A new report paints a positive outlook for the New Zealand agriculture sector, predicting a fourth consecutive year of profitability for producers.
Rabobank's Agribusiness Outlook 2020 said while farmers' concerns over the direction of Government policy had weighed on confidence in the rural sector, market settings remained largely in New Zealand agriculture's favour.
"We anticipate prices for New Zealand's key agricultural exports will remain strong in the year ahead, with Chinese meat imports set to remain elevated as China rebuilds its pig herd in the wake of African swine fever, while strong dairy prices are likely to persist due to slow global dairy supply growth," said Rabobank New Zealand CEO Todd Charteris.
"Demand for New Zealand's fresh horticultural produce is also picked to stay firm supporting horticultural export prices, while disruption in global wine markets should create opportunities for New Zealand wine producers."
A host of other positive market settings were also playing into New Zealand farmers' hands, he said.
"Our proximity and superior access to the Chinese market will continue to be a key advantage in the coming year.
"Relatively low debt costs will be another plus for New Zealand farmers in 2020, as will a weaker New Zealand dollar - with the dollar forecast to fall to its lowest level since the global financial crisis."
While another profitable year was likely, Charteris said New Zealand's food and agribusiness sector was wading through a period of frustration.
"The agricultural industry is dealing with increased environmental regulation, the prospect of more onerous regulation in the future and uncertainty over the timing and degree of what is to come.
"Changes in the banking industry are a further source of concern for farmers, with agricultural investors now facing more constrained access to capital."
With New Zealand's agricultural sector industry in a transitional phase, the report said, the extended run of positive market factors came at an ideal time.
"Beyond the obvious appeal of a further consecutive profitable year, now is a particularly opportune time for New Zealand agriculture to extend its recent good run.
"With land values inflated, the positive market settings should help to ease the adjustment to more sustainable land values in coming years. We'll also see increased sustainability regulation lead to increased costs, and this will be easier for the industry to tackle from a position of financial strength."

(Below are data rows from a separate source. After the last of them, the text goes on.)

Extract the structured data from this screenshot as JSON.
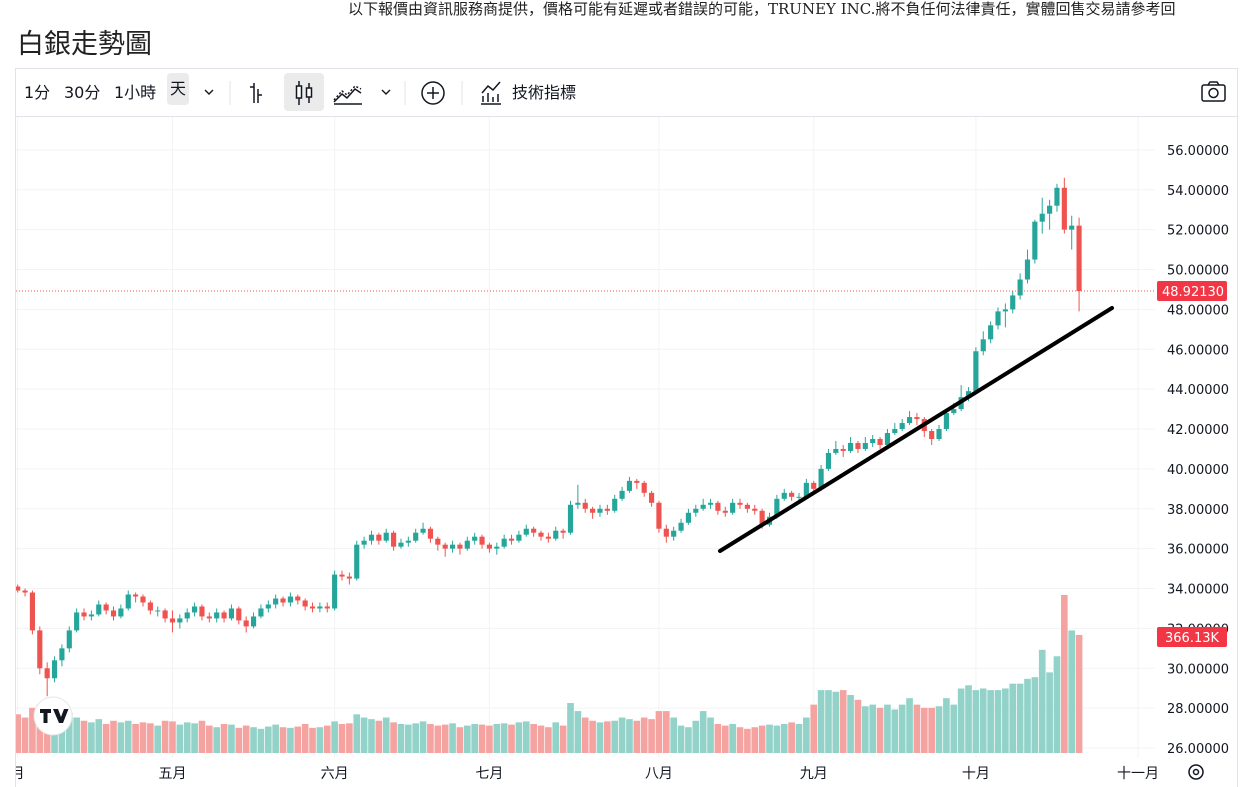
{
  "notice": "以下報價由資訊服務商提供，價格可能有延遲或者錯誤的可能，TRUNEY INC.將不負任何法律責任，實體回售交易請參考回",
  "toolbar": {
    "intervals": [
      "1分",
      "30分",
      "1小時",
      "天"
    ],
    "indicators": "技術指標"
  },
  "chart_data": {
    "type": "candlestick",
    "title": "白銀走勢圖",
    "up_color": "#26a69a",
    "down_color": "#ef5350",
    "volume_up_color": "#92d2c9",
    "volume_down_color": "#f5a3a1",
    "grid": true,
    "xlim": [
      -0.5,
      154.3
    ],
    "xticks": [
      {
        "value": 0,
        "label": "月"
      },
      {
        "value": 21,
        "label": "五月"
      },
      {
        "value": 43,
        "label": "六月"
      },
      {
        "value": 64,
        "label": "七月"
      },
      {
        "value": 87,
        "label": "八月"
      },
      {
        "value": 108,
        "label": "九月"
      },
      {
        "value": 130,
        "label": "十月"
      },
      {
        "value": 152,
        "label": "十一月"
      }
    ],
    "ylim": [
      25.5,
      57.7
    ],
    "yticks": [
      {
        "value": 26,
        "label": "26.00000"
      },
      {
        "value": 28,
        "label": "28.00000"
      },
      {
        "value": 30,
        "label": "30.00000"
      },
      {
        "value": 32,
        "label": "32.00000"
      },
      {
        "value": 34,
        "label": "34.00000"
      },
      {
        "value": 36,
        "label": "36.00000"
      },
      {
        "value": 38,
        "label": "38.00000"
      },
      {
        "value": 40,
        "label": "40.00000"
      },
      {
        "value": 42,
        "label": "42.00000"
      },
      {
        "value": 44,
        "label": "44.00000"
      },
      {
        "value": 46,
        "label": "46.00000"
      },
      {
        "value": 48,
        "label": "48.00000"
      },
      {
        "value": 50,
        "label": "50.00000"
      },
      {
        "value": 52,
        "label": "52.00000"
      },
      {
        "value": 54,
        "label": "54.00000"
      },
      {
        "value": 56,
        "label": "56.00000"
      }
    ],
    "open": [
      34.1,
      33.9,
      33.8,
      31.9,
      30.0,
      29.5,
      30.4,
      31.0,
      31.9,
      32.8,
      32.6,
      32.7,
      33.2,
      32.9,
      32.6,
      33.0,
      33.7,
      33.6,
      33.3,
      32.9,
      32.9,
      32.5,
      32.3,
      32.5,
      32.8,
      33.1,
      32.6,
      32.5,
      32.8,
      32.5,
      33.0,
      32.4,
      32.1,
      32.6,
      33.0,
      33.2,
      33.5,
      33.3,
      33.6,
      33.4,
      33.1,
      33.0,
      33.1,
      33.0,
      34.7,
      34.6,
      34.5,
      36.2,
      36.4,
      36.7,
      36.4,
      36.8,
      36.1,
      36.3,
      36.4,
      36.8,
      37.0,
      36.5,
      36.2,
      36.0,
      36.2,
      36.0,
      36.4,
      36.6,
      36.2,
      36.0,
      36.1,
      36.5,
      36.4,
      36.7,
      37.0,
      36.8,
      36.6,
      36.5,
      36.9,
      36.8,
      38.2,
      38.3,
      38.0,
      37.8,
      38.0,
      37.9,
      38.5,
      38.9,
      39.4,
      39.3,
      38.8,
      38.3,
      37.0,
      36.6,
      36.9,
      37.3,
      37.8,
      38.0,
      38.2,
      38.3,
      37.9,
      37.8,
      38.3,
      38.2,
      38.0,
      37.9,
      37.2,
      37.6,
      38.5,
      38.8,
      38.6,
      38.6,
      39.3,
      39.0,
      40.0,
      40.8,
      41.0,
      40.9,
      41.3,
      41.0,
      41.3,
      41.5,
      41.2,
      41.8,
      42.0,
      42.3,
      42.6,
      42.5,
      41.9,
      41.5,
      42.0,
      42.8,
      43.0,
      43.6,
      43.9,
      45.9,
      46.5,
      47.2,
      47.9,
      48.0,
      48.7,
      49.5,
      50.5,
      52.4,
      52.8,
      53.2,
      54.1,
      52.0,
      52.2
    ],
    "high": [
      34.2,
      34.0,
      33.9,
      32.1,
      30.3,
      30.6,
      31.2,
      32.1,
      33.0,
      33.0,
      32.9,
      33.4,
      33.3,
      33.1,
      33.2,
      33.9,
      33.8,
      33.7,
      33.4,
      33.1,
      33.0,
      32.9,
      32.7,
      33.0,
      33.3,
      33.2,
      32.8,
      33.0,
      32.9,
      33.2,
      33.1,
      32.6,
      32.8,
      33.2,
      33.4,
      33.7,
      33.6,
      33.8,
      33.7,
      33.5,
      33.3,
      33.3,
      33.3,
      34.9,
      34.9,
      34.8,
      36.4,
      36.6,
      36.9,
      36.8,
      37.0,
      36.9,
      36.5,
      36.6,
      37.0,
      37.3,
      37.1,
      36.6,
      36.3,
      36.4,
      36.3,
      36.6,
      36.8,
      36.7,
      36.3,
      36.3,
      36.7,
      36.7,
      36.9,
      37.2,
      37.1,
      36.9,
      36.8,
      37.1,
      37.0,
      38.4,
      39.2,
      38.5,
      38.1,
      38.2,
      38.2,
      38.7,
      39.1,
      39.6,
      39.5,
      39.4,
      38.9,
      38.4,
      37.2,
      37.1,
      37.5,
      38.0,
      38.2,
      38.5,
      38.5,
      38.4,
      38.1,
      38.5,
      38.5,
      38.3,
      38.2,
      38.0,
      37.8,
      38.7,
      39.0,
      38.9,
      38.8,
      39.5,
      39.4,
      40.2,
      41.0,
      41.4,
      41.2,
      41.6,
      41.4,
      41.6,
      41.7,
      41.6,
      42.0,
      42.3,
      42.5,
      42.9,
      42.8,
      42.6,
      42.0,
      42.2,
      43.0,
      43.3,
      44.2,
      44.1,
      46.1,
      46.9,
      47.4,
      48.1,
      48.3,
      48.9,
      49.8,
      51.0,
      52.5,
      53.6,
      53.5,
      54.3,
      54.6,
      52.7,
      52.6
    ],
    "low": [
      33.8,
      33.6,
      31.7,
      29.7,
      28.6,
      29.3,
      30.1,
      30.8,
      31.8,
      32.4,
      32.4,
      32.6,
      32.7,
      32.4,
      32.5,
      32.9,
      33.3,
      33.1,
      32.7,
      32.6,
      32.3,
      31.8,
      32.0,
      32.3,
      32.6,
      32.4,
      32.3,
      32.3,
      32.3,
      32.4,
      32.2,
      31.8,
      32.0,
      32.5,
      32.8,
      33.0,
      33.1,
      33.1,
      33.2,
      32.9,
      32.8,
      32.8,
      32.8,
      32.9,
      34.4,
      34.2,
      34.4,
      36.0,
      36.2,
      36.2,
      36.3,
      35.9,
      36.0,
      36.1,
      36.3,
      36.7,
      36.3,
      35.9,
      35.6,
      35.8,
      35.7,
      35.9,
      36.2,
      36.0,
      35.8,
      35.7,
      36.0,
      36.2,
      36.3,
      36.6,
      36.6,
      36.4,
      36.3,
      36.4,
      36.5,
      36.7,
      38.0,
      37.8,
      37.5,
      37.6,
      37.7,
      37.8,
      38.4,
      38.8,
      39.0,
      38.6,
      38.1,
      36.8,
      36.3,
      36.4,
      36.8,
      37.2,
      37.6,
      37.9,
      38.0,
      37.7,
      37.6,
      37.7,
      38.0,
      37.8,
      37.7,
      37.0,
      37.1,
      37.5,
      38.4,
      38.4,
      38.3,
      38.5,
      38.8,
      38.9,
      39.9,
      40.7,
      40.6,
      40.8,
      40.8,
      40.9,
      41.1,
      41.0,
      41.1,
      41.7,
      41.9,
      42.2,
      42.2,
      41.6,
      41.2,
      41.4,
      41.9,
      42.7,
      42.9,
      43.4,
      43.8,
      45.7,
      46.3,
      47.0,
      47.1,
      47.8,
      48.5,
      49.3,
      50.3,
      51.8,
      52.0,
      52.9,
      51.8,
      51.0,
      47.9
    ],
    "close": [
      33.9,
      33.8,
      31.9,
      30.0,
      29.5,
      30.4,
      31.0,
      31.9,
      32.8,
      32.6,
      32.7,
      33.2,
      32.9,
      32.6,
      33.0,
      33.7,
      33.6,
      33.3,
      32.9,
      32.9,
      32.5,
      32.3,
      32.5,
      32.8,
      33.1,
      32.6,
      32.5,
      32.8,
      32.5,
      33.0,
      32.4,
      32.1,
      32.6,
      33.0,
      33.2,
      33.5,
      33.3,
      33.6,
      33.4,
      33.1,
      33.0,
      33.1,
      33.0,
      34.7,
      34.6,
      34.5,
      36.2,
      36.4,
      36.7,
      36.4,
      36.8,
      36.1,
      36.3,
      36.4,
      36.8,
      37.0,
      36.5,
      36.2,
      36.0,
      36.2,
      36.0,
      36.4,
      36.6,
      36.2,
      36.0,
      36.1,
      36.5,
      36.4,
      36.7,
      37.0,
      36.8,
      36.6,
      36.5,
      36.9,
      36.8,
      38.2,
      38.3,
      38.0,
      37.8,
      38.0,
      37.9,
      38.5,
      38.9,
      39.4,
      39.3,
      38.8,
      38.3,
      37.0,
      36.6,
      36.9,
      37.3,
      37.8,
      38.0,
      38.2,
      38.3,
      37.9,
      37.8,
      38.3,
      38.2,
      38.0,
      37.9,
      37.2,
      37.6,
      38.5,
      38.8,
      38.6,
      38.6,
      39.3,
      39.0,
      40.0,
      40.8,
      41.0,
      40.9,
      41.3,
      41.0,
      41.3,
      41.5,
      41.2,
      41.8,
      42.0,
      42.3,
      42.6,
      42.5,
      41.9,
      41.5,
      42.0,
      42.8,
      43.0,
      43.6,
      43.9,
      45.9,
      46.5,
      47.2,
      47.9,
      48.0,
      48.7,
      49.5,
      50.5,
      52.4,
      52.8,
      53.2,
      54.1,
      52.0,
      52.2,
      48.9213
    ],
    "volume": [
      120000,
      110000,
      140000,
      150000,
      130000,
      120000,
      110000,
      125000,
      110000,
      100000,
      95000,
      105000,
      90000,
      100000,
      95000,
      100000,
      90000,
      95000,
      92000,
      85000,
      100000,
      98000,
      88000,
      95000,
      92000,
      100000,
      85000,
      80000,
      90000,
      88000,
      78000,
      85000,
      80000,
      75000,
      82000,
      88000,
      80000,
      78000,
      82000,
      90000,
      78000,
      80000,
      85000,
      98000,
      90000,
      92000,
      120000,
      110000,
      105000,
      100000,
      110000,
      95000,
      90000,
      88000,
      92000,
      98000,
      90000,
      85000,
      88000,
      92000,
      80000,
      85000,
      90000,
      88000,
      85000,
      90000,
      92000,
      88000,
      95000,
      98000,
      90000,
      85000,
      80000,
      95000,
      85000,
      155000,
      130000,
      110000,
      100000,
      95000,
      98000,
      100000,
      110000,
      105000,
      100000,
      110000,
      105000,
      130000,
      130000,
      110000,
      85000,
      80000,
      100000,
      130000,
      110000,
      90000,
      85000,
      90000,
      80000,
      75000,
      80000,
      85000,
      88000,
      85000,
      90000,
      95000,
      90000,
      110000,
      150000,
      195000,
      195000,
      190000,
      195000,
      180000,
      165000,
      145000,
      150000,
      140000,
      150000,
      135000,
      150000,
      170000,
      150000,
      140000,
      140000,
      145000,
      170000,
      150000,
      200000,
      210000,
      195000,
      200000,
      195000,
      195000,
      200000,
      215000,
      215000,
      230000,
      235000,
      320000,
      250000,
      300000,
      490000,
      380000,
      366130
    ],
    "last_price": {
      "value": 48.9213,
      "label": "48.92130"
    },
    "last_volume": {
      "value": 366130,
      "label": "366.13K"
    }
  }
}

Head of RaboResearch and report author Tim Hunt said while New Zealand's agricultural sector had its own challenges, it was important to note that the sector's recent run of profitability had come during a period when farmers in many other parts of the world have struggled to make a margin.
"Over recent seasons New Zealand has been an 'island of profitability' in a difficult world," said Hunt.
"Farmers in countries like the US, China and Australia have all faced significant challenges in recent times, with a combination of drought, flood, market disruption and disease ensuring painful seasons for primary producers."
The report cites a number of key watch factors for the year ahead including upcoming elections in New Zealand and the US, carbon investments and trade developments.